Freshman guard Kellen Dunham, who returned to the bench Saturday after replacing Clarke in the starting lineup for the previous three games, still managed to make 5 of 6 from 3-point range and finished with 17 points.

Forward Roosevelt Jones, who made the winning shot last week against then No. 8 Gonzaga, finished with nine points, three rebounds and three assists, and the Bulldogs wound up shooting 52 percent from the field overall.

The combination was just too much for Temple.

"When a kid like Dunham comes off the bench and does what he did today, that's difficult to defend," Dunphy said. "Then you've got Clarke on the other side, that's tough to tag and then when a kid like Marshall hits some shots from outside... They've got a lot of weapons, no doubt. I like their team."

Dunphy was just hoping for better results in Temple's first ever trip to Hinkle Fieldhouse and in a week that Philly basketball was the toast of the nation.

In addition to La Salle's court-storming win Wednesday, Villanova beat Louisville and Syracuse this week.

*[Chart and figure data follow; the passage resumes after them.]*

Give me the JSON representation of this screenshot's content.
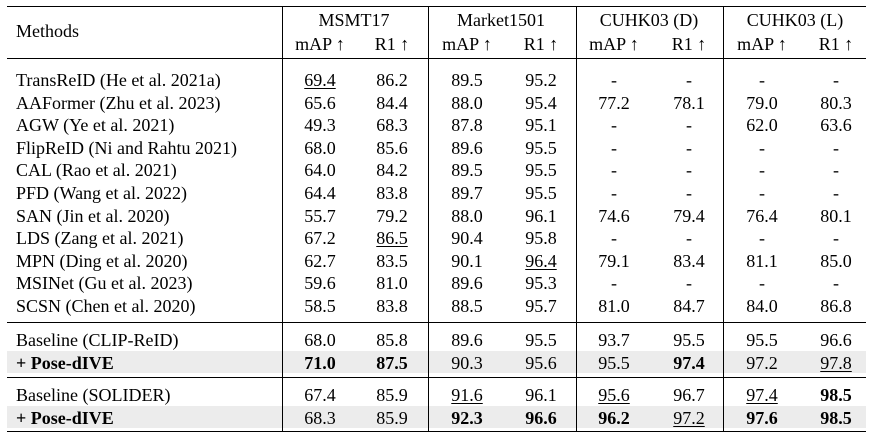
{
  "table": {
    "methods_header": "Methods",
    "datasets": [
      "MSMT17",
      "Market1501",
      "CUHK03 (D)",
      "CUHK03 (L)"
    ],
    "metric_labels": [
      "mAP ↑",
      "R1 ↑",
      "mAP ↑",
      "R1 ↑",
      "mAP ↑",
      "R1 ↑",
      "mAP ↑",
      "R1 ↑"
    ],
    "groups": [
      {
        "rows": [
          {
            "method": "TransReID (He et al. 2021a)",
            "values": [
              "69.4",
              "86.2",
              "89.5",
              "95.2",
              "-",
              "-",
              "-",
              "-"
            ],
            "underline": [
              0
            ]
          },
          {
            "method": "AAFormer (Zhu et al. 2023)",
            "values": [
              "65.6",
              "84.4",
              "88.0",
              "95.4",
              "77.2",
              "78.1",
              "79.0",
              "80.3"
            ]
          },
          {
            "method": "AGW (Ye et al. 2021)",
            "values": [
              "49.3",
              "68.3",
              "87.8",
              "95.1",
              "-",
              "-",
              "62.0",
              "63.6"
            ]
          },
          {
            "method": "FlipReID (Ni and Rahtu 2021)",
            "values": [
              "68.0",
              "85.6",
              "89.6",
              "95.5",
              "-",
              "-",
              "-",
              "-"
            ]
          },
          {
            "method": "CAL (Rao et al. 2021)",
            "values": [
              "64.0",
              "84.2",
              "89.5",
              "95.5",
              "-",
              "-",
              "-",
              "-"
            ]
          },
          {
            "method": "PFD (Wang et al. 2022)",
            "values": [
              "64.4",
              "83.8",
              "89.7",
              "95.5",
              "-",
              "-",
              "-",
              "-"
            ]
          },
          {
            "method": "SAN (Jin et al. 2020)",
            "values": [
              "55.7",
              "79.2",
              "88.0",
              "96.1",
              "74.6",
              "79.4",
              "76.4",
              "80.1"
            ]
          },
          {
            "method": "LDS (Zang et al. 2021)",
            "values": [
              "67.2",
              "86.5",
              "90.4",
              "95.8",
              "-",
              "-",
              "-",
              "-"
            ],
            "underline": [
              1
            ]
          },
          {
            "method": "MPN (Ding et al. 2020)",
            "values": [
              "62.7",
              "83.5",
              "90.1",
              "96.4",
              "79.1",
              "83.4",
              "81.1",
              "85.0"
            ],
            "underline": [
              3
            ]
          },
          {
            "method": "MSINet (Gu et al. 2023)",
            "values": [
              "59.6",
              "81.0",
              "89.6",
              "95.3",
              "-",
              "-",
              "-",
              "-"
            ]
          },
          {
            "method": "SCSN (Chen et al. 2020)",
            "values": [
              "58.5",
              "83.8",
              "88.5",
              "95.7",
              "81.0",
              "84.7",
              "84.0",
              "86.8"
            ]
          }
        ]
      },
      {
        "rows": [
          {
            "method": "Baseline (CLIP-ReID)",
            "values": [
              "68.0",
              "85.8",
              "89.6",
              "95.5",
              "93.7",
              "95.5",
              "95.5",
              "96.6"
            ]
          },
          {
            "method": "+ Pose-dIVE",
            "method_bold": true,
            "shaded": true,
            "values": [
              "71.0",
              "87.5",
              "90.3",
              "95.6",
              "95.5",
              "97.4",
              "97.2",
              "97.8"
            ],
            "bold": [
              0,
              1,
              5
            ],
            "underline": [
              7
            ]
          }
        ]
      },
      {
        "rows": [
          {
            "method": "Baseline (SOLIDER)",
            "values": [
              "67.4",
              "85.9",
              "91.6",
              "96.1",
              "95.6",
              "96.7",
              "97.4",
              "98.5"
            ],
            "bold": [
              7
            ],
            "underline": [
              2,
              4,
              6
            ]
          },
          {
            "method": "+ Pose-dIVE",
            "method_bold": true,
            "shaded": true,
            "values": [
              "68.3",
              "85.9",
              "92.3",
              "96.6",
              "96.2",
              "97.2",
              "97.6",
              "98.5"
            ],
            "bold": [
              2,
              3,
              4,
              6,
              7
            ],
            "underline": [
              5
            ]
          }
        ]
      }
    ]
  }
}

But Temple failed in its quest Saturday, dropping to 1-3 against the Top 10 this season, largely because of Clarke, who sat out last season after transferring from Arkansas.

Despite losing starting guard T.J. DiLeo with a high ankle sprain in the first three minutes, Temple managed to control the first part of the game.

The Bulldogs swung things in their favor with a 12-0 first-half run that allowed them to take a 37-34 led into the locker room that they extended by scoring the first seven points of the second half.

Temple charged back after trailing 51-38, using an 18-5 spurt to tie the score at 56 on Rahlir Hollis-Jefferson's three-point play.

But that's when the Bulldogs cranked it up.

Marshall broke the tie with a dunk with an assist from Clarke and Dunham hit back-to-back 3s, both with assists from Clarke. Jones turned a nifty pass from Andrew Smith into a layup, Smith followed that flurry with two free throws and then Jones scored on another layup, courtesy of yet another pass from Clarke. When the 16-4 spurt ended, the Bulldogs led 72-60, leaving Temple in the dust.

"We're better in transition time when Rotnei's in the game because of the way he passes and because he's a threat to shoot when he crossed midcourt," Brad Stevens said. "It was heart-warming to have him back on the court, knowing what he went through and how hard it was for him."